Secara resmi, Amerika Serikat menyalahkan kedua belah pihak di Timur Tengah atas gagalnya pembicaraan damai, tetapi Gedung Putih menyiratkan bahwa Israel terlalu sulit untuk bekerja sama dalam mengejar apa yang disebut penyelesaian politik dua negara: perdamaian yang dibangun di atas pendirian negara Palestina, dan kesepakatan bahwa baik Israel maupun Palestina akan mentolerir keberadaan satu sama lain. Bagaimana Rusia berencana mengejarnya secara berbeda masih harus dilihat.
“Pada dasarnya, saya tidak berpikir Moskow memiliki rencana pemukiman baru atau mengandalkan banyak kemajuan selama pembicaraan,” kata Frolov. “Ini semua tentang prestise dan status, dan menegaskan bahwa Rusia kembali ke Timur Tengah sebagai pemain yang setara dengan Amerika Serikat. Itu juga merupakan pesan penghinaan yang diarahkan ke Washington: Kami dapat menghancurkan Anda di mana pun kami mau.”

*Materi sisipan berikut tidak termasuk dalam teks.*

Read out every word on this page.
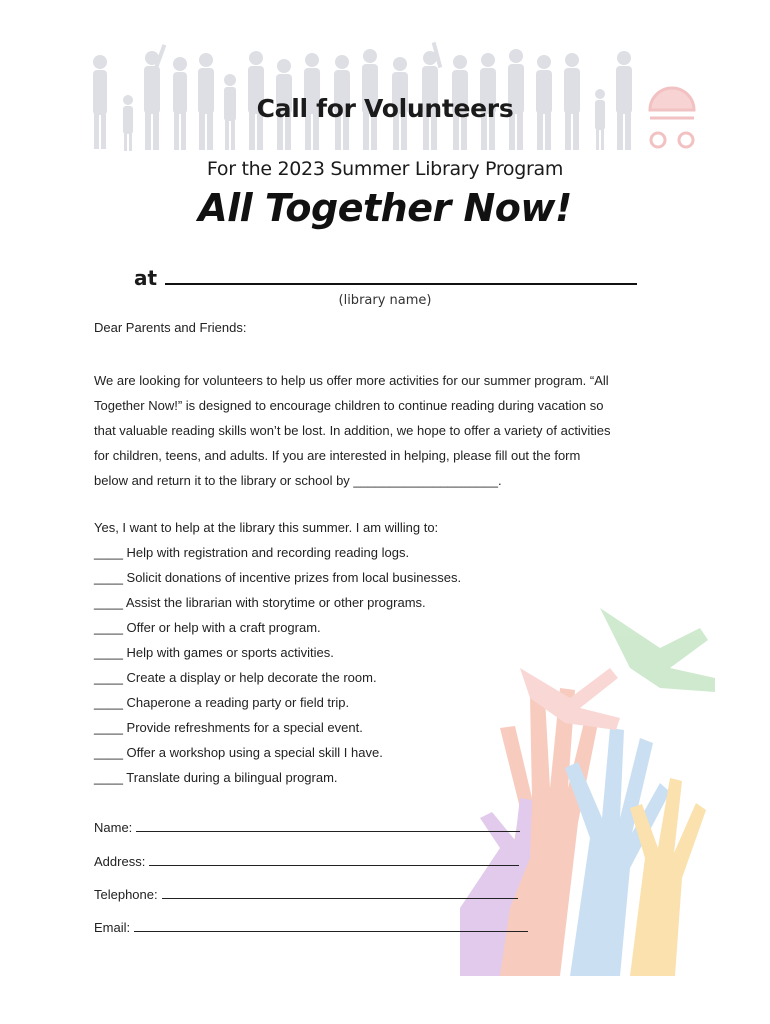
Call for Volunteers
For the 2023 Summer Library Program
All Together Now!
at
(library name)
Dear Parents and Friends:
We are looking for volunteers to help us offer more activities for our summer program. “All
Together Now!” is designed to encourage children to continue reading during vacation so
that valuable reading skills won’t be lost. In addition, we hope to offer a variety of activities
for children, teens, and adults. If you are interested in helping, please fill out the form
below and return it to the library or school by ____________________.
Yes, I want to help at the library this summer. I am willing to:
____ Help with registration and recording reading logs.
____ Solicit donations of incentive prizes from local businesses.
____ Assist the librarian with storytime or other programs.
____ Offer or help with a craft program.
____ Help with games or sports activities.
____ Create a display or help decorate the room.
____ Chaperone a reading party or field trip.
____ Provide refreshments for a special event.
____ Offer a workshop using a special skill I have.
____ Translate during a bilingual program.
Name:
Address:
Telephone:
Email:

Perselisihan antara Netanyahu dan Presiden AS Barack Obama, yang secara naluriah kurang berkomitmen pada Israel dibandingkan para pemimpin AS sebelumnya, hanya membuat situasi lebih matang untuk merek unik oportunisme geopolitik Putin. Orang-orang Israel mungkin sudah cukup lelah dengan kegagalan Barat untuk memulai proses perdamaian untuk memungkinkan Moskow mencoba menengahi negosiasi baru.
Putin dapat bekerja dengan ini. Dengan membawa kedua belah pihak ke Moskow, “Rusia hanya mencoba meluncurkan sebuah proses dan melabelinya sebagai ‘Proses Moskow’, dan dilihat sebagai ibu kota tempat salah satu konflik keras yang paling lama berlangsung di dunia diselesaikan.” kata Troitsky. Bagi Putin, pencapaian kecil ini akan menjadi sukses besar. Namun, bagi orang Israel dan Palestina, ini tidak mungkin membawa perdamaian.